M, 118 minutes

4 Stars

Review by © Jane Freebury

As a woman trying to escape an abusive marriage and start over in a new land, the actress Zar Amir Ebrahimi gives a delicate, transcendent performance. It is perhaps informed by her own experience of having to flee Iran in her twenties and build a new life in France. No wonder her performance as Shayda has a ring of truth about it.

Moreover, the filmmaker has also had to turn her back on the land of her birth. As a child, Shayda’s writer-director Noora Niasari experienced rupture and the sadness of having to leave Iran, friends, family and her grandmother’s saffron puddings behind, and build a new life abroad with her mother. Shayda has come about through some searing life experiences.

Shayda has come about through searing life experiences

Niasari came to Australia as a child with her parents but became the object of a custody dispute when they separated amid claims of domestic violence. Her film has been loosely based on this point in time, drawing on her own mother’s recollection of the details of their lives in 1990s Australia, when she was still quite young.

As the titular Shayda, Amir Ebrahimi is kept in frame much of the time, and she is quite wonderful. Not only must Shayda keep herself and her daughter safe, as she struggles to extricate herself from a violent marriage, but she has to re-establish herself and adapt to life in the Australian suburbs. Things need to continue to seem as normal, secure and loving as possible for her sweet 6-year-old daughter Mona (Selina Zahednia).

Nothing could have been stranger than starting a new life in a characterless corner of Australian suburbia.

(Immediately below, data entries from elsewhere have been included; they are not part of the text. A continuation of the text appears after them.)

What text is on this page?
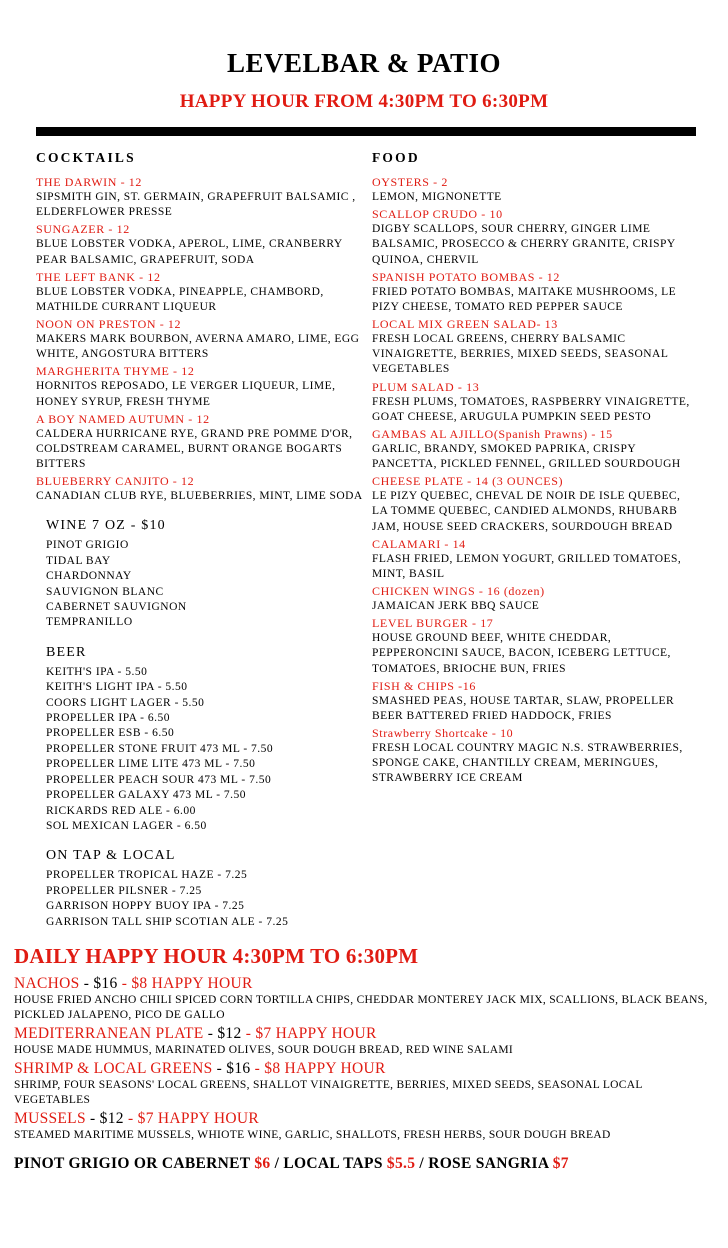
LEVELBAR & PATIO
HAPPY HOUR FROM 4:30PM TO 6:30PM
COCKTAILS
THE DARWIN - 12
SIPSMITH GIN, ST. GERMAIN, GRAPEFRUIT BALSAMIC , ELDERFLOWER PRESSE
SUNGAZER - 12
BLUE LOBSTER VODKA, APEROL, LIME, CRANBERRY PEAR BALSAMIC, GRAPEFRUIT, SODA
THE LEFT BANK - 12
BLUE LOBSTER VODKA, PINEAPPLE, CHAMBORD, MATHILDE CURRANT LIQUEUR
NOON ON PRESTON - 12
MAKERS MARK BOURBON, AVERNA AMARO, LIME, EGG WHITE, ANGOSTURA BITTERS
MARGHERITA THYME - 12
HORNITOS REPOSADO, LE VERGER LIQUEUR, LIME, HONEY SYRUP, FRESH THYME
A BOY NAMED AUTUMN - 12
CALDERA HURRICANE RYE, GRAND PRE POMME D'OR, COLDSTREAM CARAMEL, BURNT ORANGE BOGARTS BITTERS
BLUEBERRY CANJITO - 12
CANADIAN CLUB RYE, BLUEBERRIES, MINT, LIME SODA
WINE 7 OZ - $10
PINOT GRIGIO
TIDAL BAY
CHARDONNAY
SAUVIGNON BLANC
CABERNET SAUVIGNON
TEMPRANILLO
BEER
KEITH'S IPA - 5.50
KEITH'S LIGHT IPA - 5.50
COORS LIGHT LAGER - 5.50
PROPELLER IPA - 6.50
PROPELLER ESB - 6.50
PROPELLER STONE FRUIT 473 ML - 7.50
PROPELLER LIME LITE 473 ML - 7.50
PROPELLER PEACH SOUR 473 ML - 7.50
PROPELLER GALAXY 473 ML - 7.50
RICKARDS RED ALE - 6.00
SOL MEXICAN LAGER - 6.50
ON TAP & LOCAL
PROPELLER TROPICAL HAZE - 7.25
PROPELLER PILSNER - 7.25
GARRISON HOPPY BUOY IPA - 7.25
GARRISON TALL SHIP SCOTIAN ALE - 7.25
FOOD
OYSTERS - 2
LEMON, MIGNONETTE
SCALLOP CRUDO - 10
DIGBY SCALLOPS, SOUR CHERRY, GINGER LIME BALSAMIC, PROSECCO & CHERRY GRANITE, CRISPY QUINOA, CHERVIL
SPANISH POTATO BOMBAS - 12
FRIED POTATO BOMBAS, MAITAKE MUSHROOMS, LE PIZY CHEESE, TOMATO RED PEPPER SAUCE
LOCAL MIX GREEN SALAD- 13
FRESH LOCAL GREENS, CHERRY BALSAMIC VINAIGRETTE, BERRIES, MIXED SEEDS, SEASONAL VEGETABLES
PLUM SALAD - 13
FRESH PLUMS, TOMATOES, RASPBERRY VINAIGRETTE, GOAT CHEESE, ARUGULA PUMPKIN SEED PESTO
GAMBAS AL AJILLO(Spanish Prawns) - 15
GARLIC, BRANDY, SMOKED PAPRIKA, CRISPY PANCETTA, PICKLED FENNEL, GRILLED SOURDOUGH
CHEESE PLATE - 14 (3 OUNCES)
LE PIZY QUEBEC, CHEVAL DE NOIR DE ISLE QUEBEC, LA TOMME QUEBEC, CANDIED ALMONDS, RHUBARB JAM, HOUSE SEED CRACKERS, SOURDOUGH BREAD
CALAMARI - 14
FLASH FRIED, LEMON YOGURT, GRILLED TOMATOES, MINT, BASIL
CHICKEN WINGS - 16 (dozen)
JAMAICAN JERK BBQ SAUCE
LEVEL BURGER - 17
HOUSE GROUND BEEF, WHITE CHEDDAR, PEPPERONCINI SAUCE, BACON, ICEBERG LETTUCE, TOMATOES, BRIOCHE BUN, FRIES
FISH & CHIPS -16
SMASHED PEAS, HOUSE TARTAR, SLAW, PROPELLER BEER BATTERED FRIED HADDOCK, FRIES
Strawberry Shortcake - 10
FRESH LOCAL COUNTRY MAGIC N.S. STRAWBERRIES, SPONGE CAKE, CHANTILLY CREAM, MERINGUES, STRAWBERRY ICE CREAM
DAILY HAPPY HOUR 4:30PM TO 6:30PM
NACHOS - $16 - $8 HAPPY HOUR
HOUSE FRIED ANCHO CHILI SPICED CORN TORTILLA CHIPS, CHEDDAR MONTEREY JACK MIX, SCALLIONS, BLACK BEANS, PICKLED JALAPENO, PICO DE GALLO
MEDITERRANEAN PLATE - $12 - $7 HAPPY HOUR
HOUSE MADE HUMMUS, MARINATED OLIVES, SOUR DOUGH BREAD, RED WINE SALAMI
SHRIMP & LOCAL GREENS - $16 - $8 HAPPY HOUR
SHRIMP, FOUR SEASONS' LOCAL GREENS, SHALLOT VINAIGRETTE, BERRIES, MIXED SEEDS, SEASONAL LOCAL VEGETABLES
MUSSELS - $12 - $7 HAPPY HOUR
STEAMED MARITIME MUSSELS, WHIOTE WINE, GARLIC, SHALLOTS, FRESH HERBS, SOUR DOUGH BREAD
PINOT GRIGIO OR CABERNET $6 / LOCAL TAPS $5.5 / ROSE SANGRIA $7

As Shayda and Mona join a household of women and children who are also taking refuge from abusive relationships, they become members of a strange family grouping with housemates originally from Vietnam and Britain.

The women’s refuge is run by Joyce (Leah Purcell) who gives the women practical assistance, like helping Shayda put together evidence for the upcoming custody hearing. Nothing is straightforward in this process either. As Shayda tries to separate from her husband, she needs to ignore the position taken by members of the Iranian community who don’t support her stand and continue to meet the needs of herself and her daughter. On phone calls home, her mother advises that ‘nobody’s life is perfect’, after all.

On phone calls home, her mother advises that ‘nobody’s life is perfect’, after all

For the time being, estranged husband Hossein is allowed access to his daughter, alone, on Saturday afternoons. He clearly loves his daughter, and they buy burgers and go to watch The Lion King, but when he realises that his estranged wife is beginning to show an interest in another man (Mojean Aria), he cannot master his emotions.

Shayda and Mona’s emotional tensions, their perpetual state of wariness, is reflected in a slightly unstable but not distracting, framing. It’s very subjective. This tension is only relaxed a few times. Namely at the disco that Shayda’s housemates persuade her to accompany them to, and at a Persian New Year party that seems very promising, with a great spread and the arrival of the attractive ‘cousin from Canada’, until Hossein (Osamah Sami) blunders in and everything is completely overturned.

It is a little unsettling to see the comic actor Osamah Sami as Hossein, after his very winning performance in Ali’s Wedding, a rom-com that he also wrote. He is equally persuasive here as a husband prone to violence. This transformation to a charming and conflicted, threatening character is an achievement for this versatile actor.

While this is an Iranian-Australian film, it shares some of the best traits of Iranian cinema, a cinema with extraordinarily powerful nuanced dramas, like A Separation and A Taste of Cherry, in which minimalist texts can result in better outcomes. Where less is more.

Zar Amir Ebrahimi may get more exposure to a wider audience from this Noora Niasari film than for her award-winning role as a journalist last year in the full-on thriller Holy Spider. For that role, she won best actress at Cannes.

Shayda, winner of a top audience award at Sundance, is a great showcase for Amir Ebrahimi. It is also a film with a backstory of the current political realities in a country where people are denied human rights and freedoms. It is dedicated to Niasari’s mother and the brave women of Iran.